I was lucky - I was credentialed in 1987, before PC nonsense was firmly entrenched in state schools. Although I was then, as now, more than a little outspoken and irascible, my professors were more amused than otherwise, and did not penalize me for expressing myself in blunt terms.
No so today. Two years, I needed a class in education, with a focus on some aspect of social science. I chose EDB 609: Comparative & International Education.
As Julia Roberts said in Pretty Woman - Big mistake. Huge.
Initially, I threw myself into discussions, antcipating that they would be moderated so as to keep them on focus and civil.
Quickly, it became apparent that the professor steered some of the class (the "right" students - those of color) to respond to any non-PC comment with attack mode.
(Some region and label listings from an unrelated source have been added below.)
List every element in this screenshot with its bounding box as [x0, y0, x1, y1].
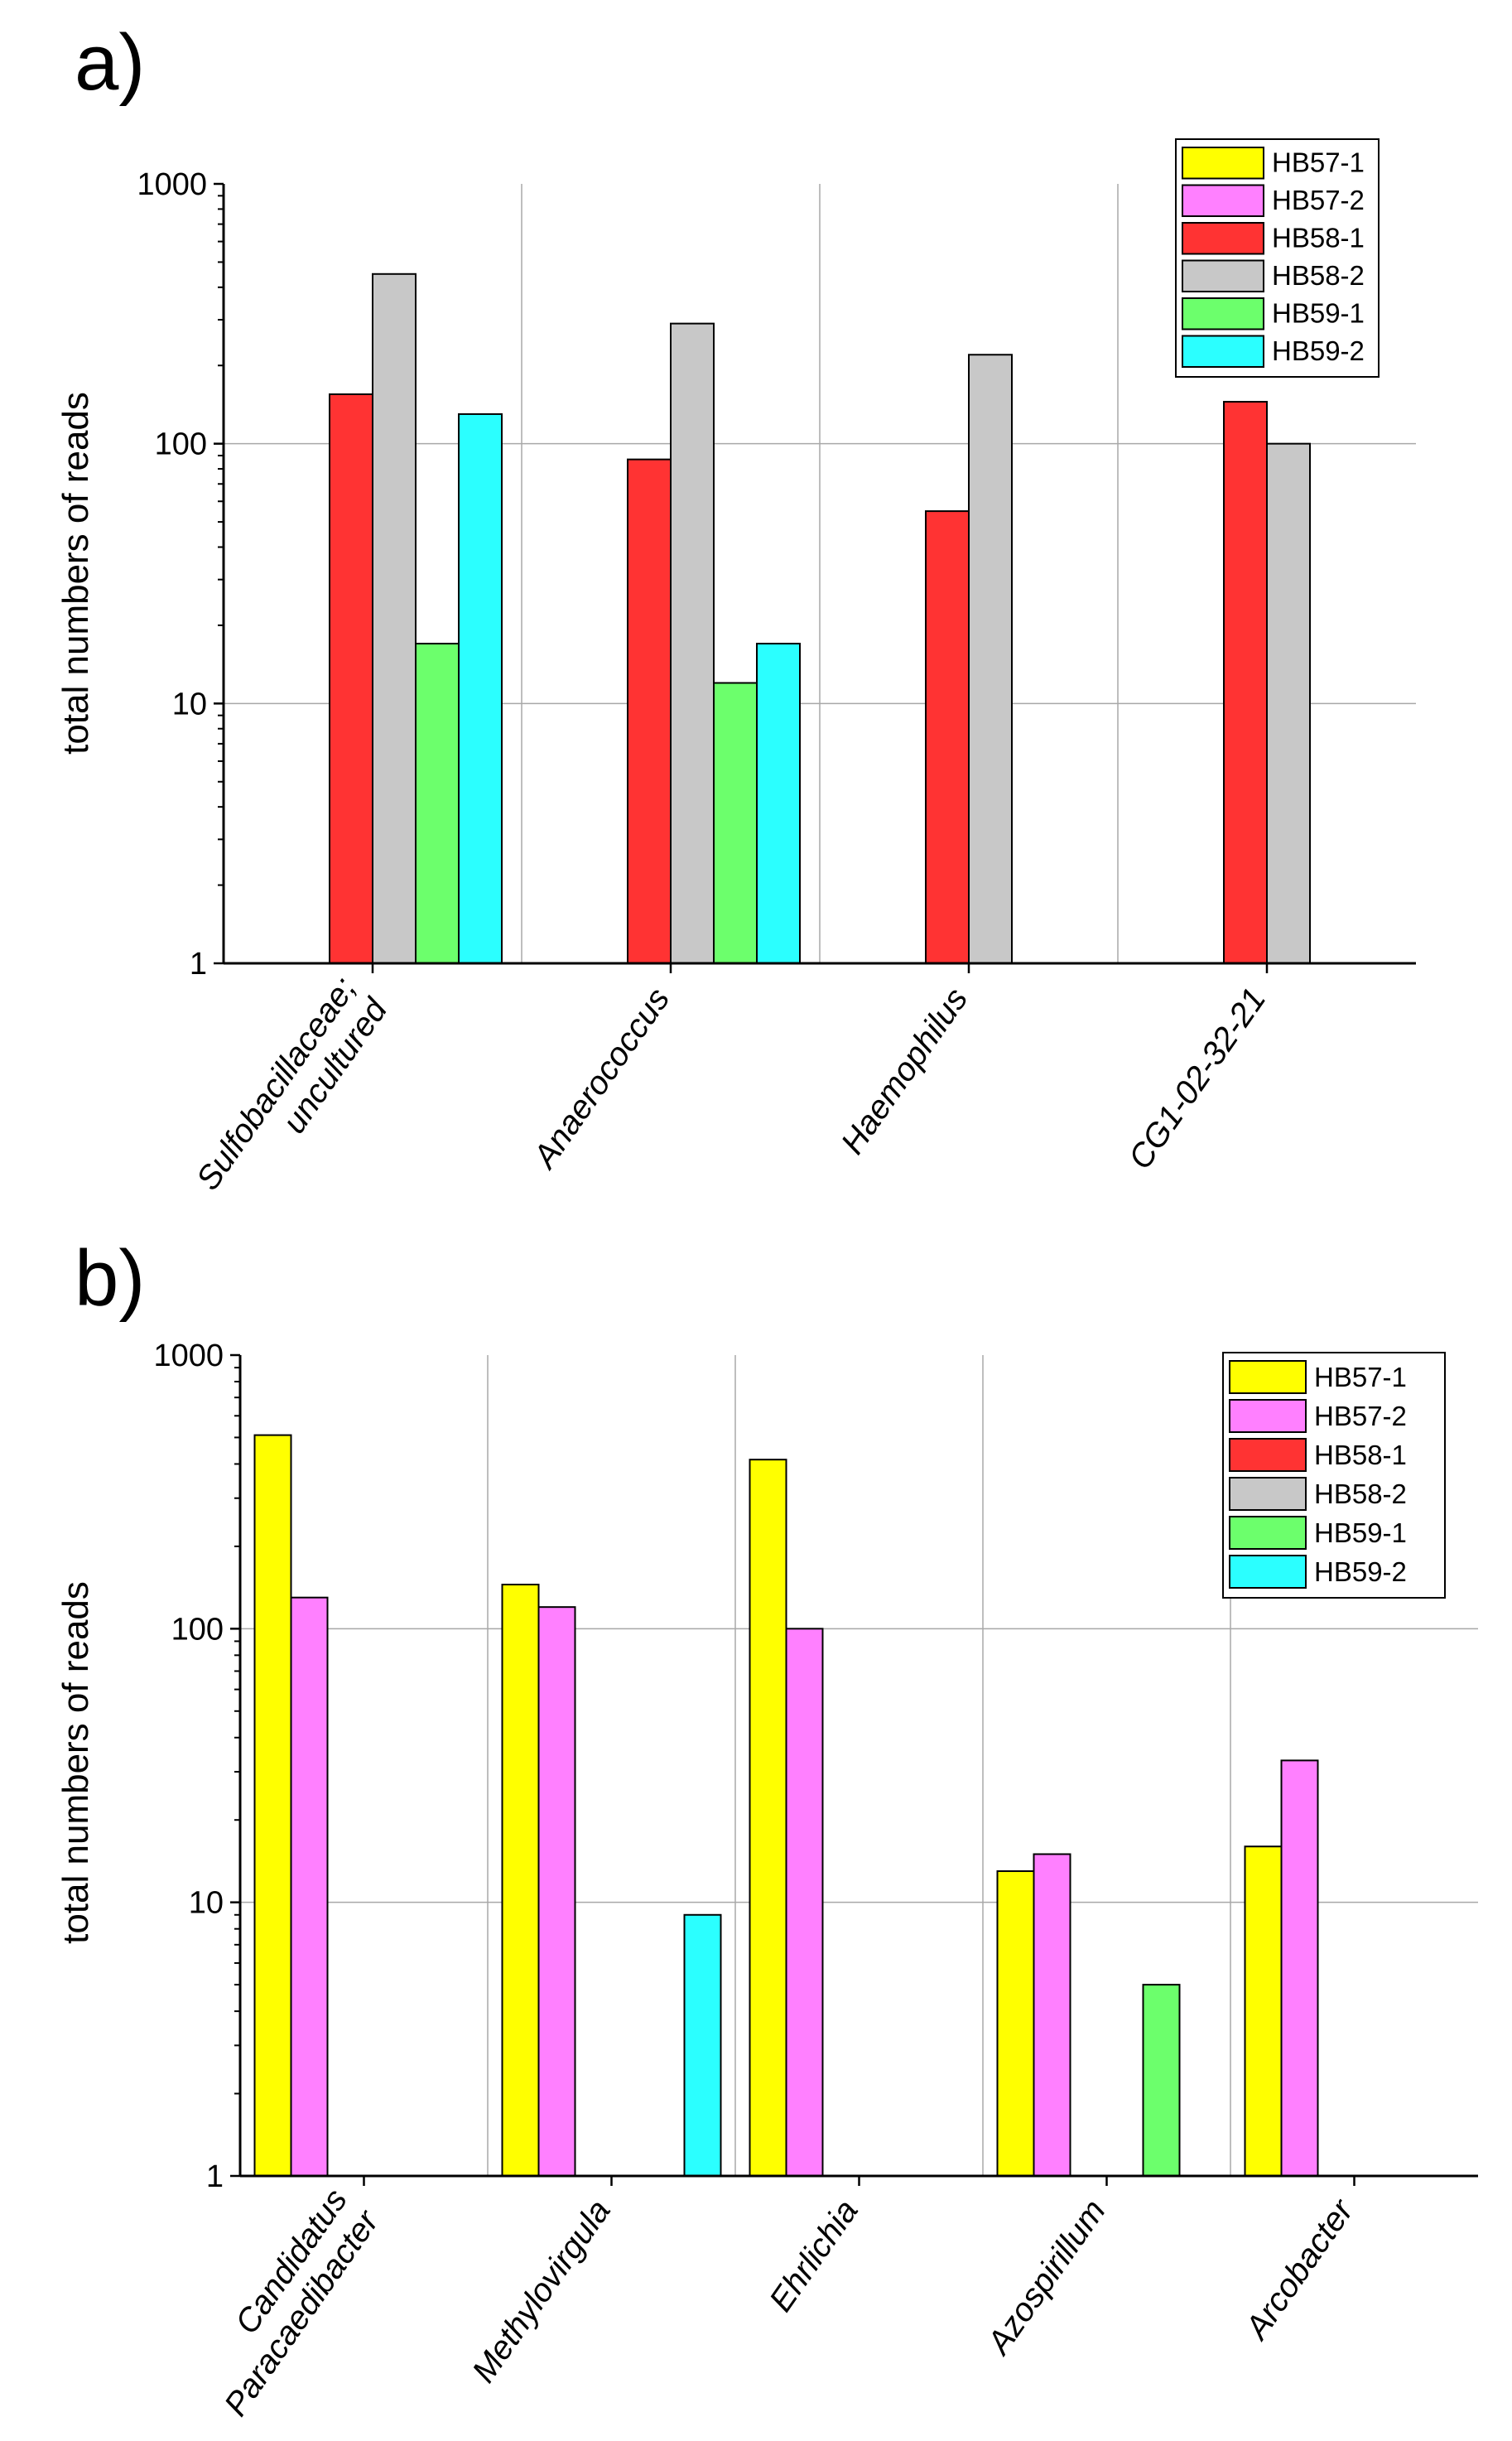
- category-label: Methylovirgula: [465, 2193, 618, 2389]
- y-tick-label: 100: [171, 1612, 224, 1647]
- legend-swatch-hb59-2: [1182, 335, 1264, 368]
- legend-entry: HB59-1: [1272, 298, 1365, 329]
- category-label: Anaerococcus: [526, 982, 677, 1176]
- legend-entry: HB58-1: [1272, 223, 1365, 253]
- bar-hb58-2-2: [670, 322, 715, 965]
- bar-hb59-1-1: [415, 643, 460, 964]
- bar-hb57-1-4: [996, 1870, 1035, 2177]
- y-tick-label: 10: [172, 687, 207, 721]
- y-tick-label: 1: [190, 947, 207, 982]
- y-tick-label: 1: [206, 2159, 224, 2194]
- legend-entry: HB57-1: [1272, 147, 1365, 178]
- legend-entry: HB58-2: [1314, 1479, 1407, 1509]
- legend-swatch-hb57-1: [1229, 1360, 1307, 1394]
- bar-hb59-1-4: [1142, 1984, 1181, 2178]
- legend-entry: HB59-2: [1272, 335, 1365, 366]
- bar-hb57-2-4: [1033, 1853, 1071, 2177]
- category-label: Azospirillum: [980, 2193, 1113, 2361]
- legend-swatch-hb58-2: [1182, 259, 1264, 292]
- legend-swatch-hb59-1: [1182, 297, 1264, 330]
- bar-hb58-2-4: [1266, 442, 1311, 964]
- y-tick-label: 100: [155, 427, 207, 462]
- bar-hb57-1-1: [253, 1434, 292, 2178]
- bar-hb57-1-5: [1244, 1845, 1283, 2177]
- legend-swatch-hb57-2: [1182, 184, 1264, 217]
- legend-entry: HB58-1: [1314, 1440, 1407, 1470]
- y-axis-title: total numbers of reads: [55, 1581, 96, 1944]
- bar-hb58-2-1: [372, 273, 417, 964]
- bar-hb57-2-3: [785, 1628, 824, 2178]
- legend-entry: HB58-2: [1272, 260, 1365, 291]
- panel-label: b): [75, 1234, 145, 1323]
- bar-hb57-2-1: [290, 1596, 329, 2178]
- category-label: CG1-02-32-21: [1122, 982, 1274, 1176]
- category-label: Arcobacter: [1238, 2193, 1361, 2347]
- legend-entry: HB57-2: [1272, 185, 1365, 215]
- bar-hb58-1-1: [329, 393, 373, 964]
- legend-entry: HB57-2: [1314, 1401, 1407, 1431]
- y-tick-label: 10: [189, 1886, 224, 1921]
- bar-hb57-2-2: [537, 1606, 576, 2177]
- legend-swatch-hb57-2: [1229, 1399, 1307, 1433]
- legend-entry: HB57-1: [1314, 1362, 1407, 1392]
- bar-hb58-1-2: [627, 458, 672, 964]
- bar-hb59-2-2: [683, 1913, 722, 2178]
- bar-hb57-1-2: [501, 1584, 540, 2177]
- legend-swatch-hb58-1: [1229, 1438, 1307, 1472]
- y-axis-title: total numbers of reads: [55, 392, 96, 755]
- legend-swatch-hb57-1: [1182, 147, 1264, 180]
- category-label: Ehrlichia: [763, 2193, 865, 2318]
- legend-entry: HB59-2: [1314, 1556, 1407, 1587]
- legend-swatch-hb59-2: [1229, 1555, 1307, 1589]
- legend-entry: HB59-1: [1314, 1517, 1407, 1548]
- panel-label: a): [75, 18, 145, 107]
- bar-hb59-2-1: [458, 412, 503, 964]
- category-label: Haemophilus: [834, 982, 975, 1160]
- legend-swatch-hb58-2: [1229, 1477, 1307, 1511]
- bar-hb58-1-3: [925, 510, 970, 964]
- bar-hb59-1-2: [713, 682, 758, 964]
- y-tick-label: 1000: [137, 167, 207, 202]
- y-tick-label: 1000: [153, 1339, 224, 1373]
- legend-swatch-hb58-1: [1182, 222, 1264, 255]
- legend-swatch-hb59-1: [1229, 1516, 1307, 1550]
- bar-hb58-2-3: [968, 354, 1013, 964]
- bar-hb59-2-2: [756, 643, 801, 964]
- bar-hb57-1-3: [749, 1459, 787, 2177]
- bar-hb57-2-5: [1280, 1759, 1319, 2178]
- bar-hb58-1-4: [1223, 401, 1268, 964]
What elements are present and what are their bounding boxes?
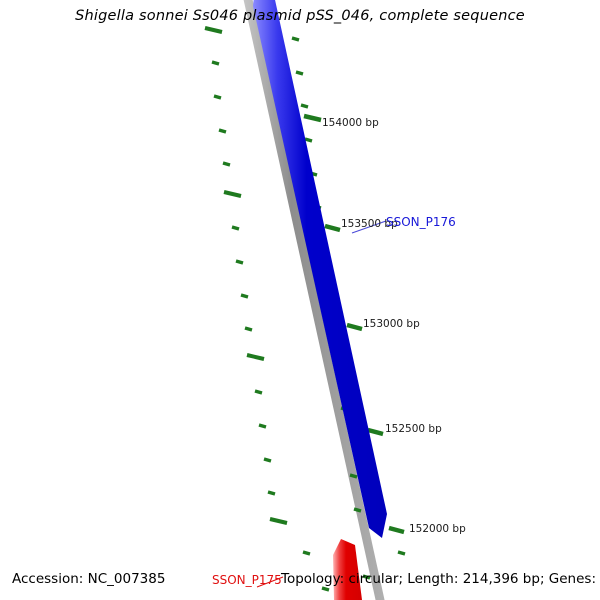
topology-label: Topology: circular; Length: 214,396 bp; … xyxy=(281,571,600,587)
gene-label-SSON_P176[interactable]: SSON_P176 xyxy=(386,215,456,229)
gene-feature-SSON_P176[interactable] xyxy=(253,0,387,538)
scale-ticks-left xyxy=(204,26,330,592)
gene-feature-SSON_P175[interactable] xyxy=(333,539,362,600)
plasmid-backbone xyxy=(243,0,385,600)
bp-label-153500: 153500 bp xyxy=(341,218,398,230)
leader-line-SSON_P175 xyxy=(256,576,284,588)
bp-label-152500: 152500 bp xyxy=(385,423,442,435)
gene-label-SSON_P175[interactable]: SSON_P175 xyxy=(212,573,282,587)
leader-line-SSON_P176 xyxy=(351,220,387,234)
bp-label-152000: 152000 bp xyxy=(409,523,466,535)
accession-label: Accession: NC_007385 xyxy=(12,571,166,587)
bp-label-153000: 153000 bp xyxy=(363,318,420,330)
bp-label-154000: 154000 bp xyxy=(322,117,379,129)
page-title: Shigella sonnei Ss046 plasmid pSS_046, c… xyxy=(75,8,525,24)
She approvingly nodded as they made one illogical statement after another, completely ignoring any calls to back up a statement with proof.
It didn't take long for the class to polarize. And to marginalize the dissenters. Most folded, wanting to preserve their GPA. I didn't care. I didn't believe that I would suffer in a lowered grade. After all, the final project (a majority of our grade) was a PowerPoint presentation of a research project, and I was very good at both PowerPoint and research.
Boy, was I wrong.
As soon as I started my oral presentation, I knew I was in trouble. She made a face like she'd smelled something bad, and kept that expression on her face the entire time.
Initially, I assumed that I was making my report (Distance Education) too technical for her. So I simplified and added to my explanation.
That made no difference. My final grade was B-.
I got even, though. I posted the story of my experiences on No Indoctrination, which allows you to publicly nail the ba$tard$ who use their position to push their agenda on the unsuspecting.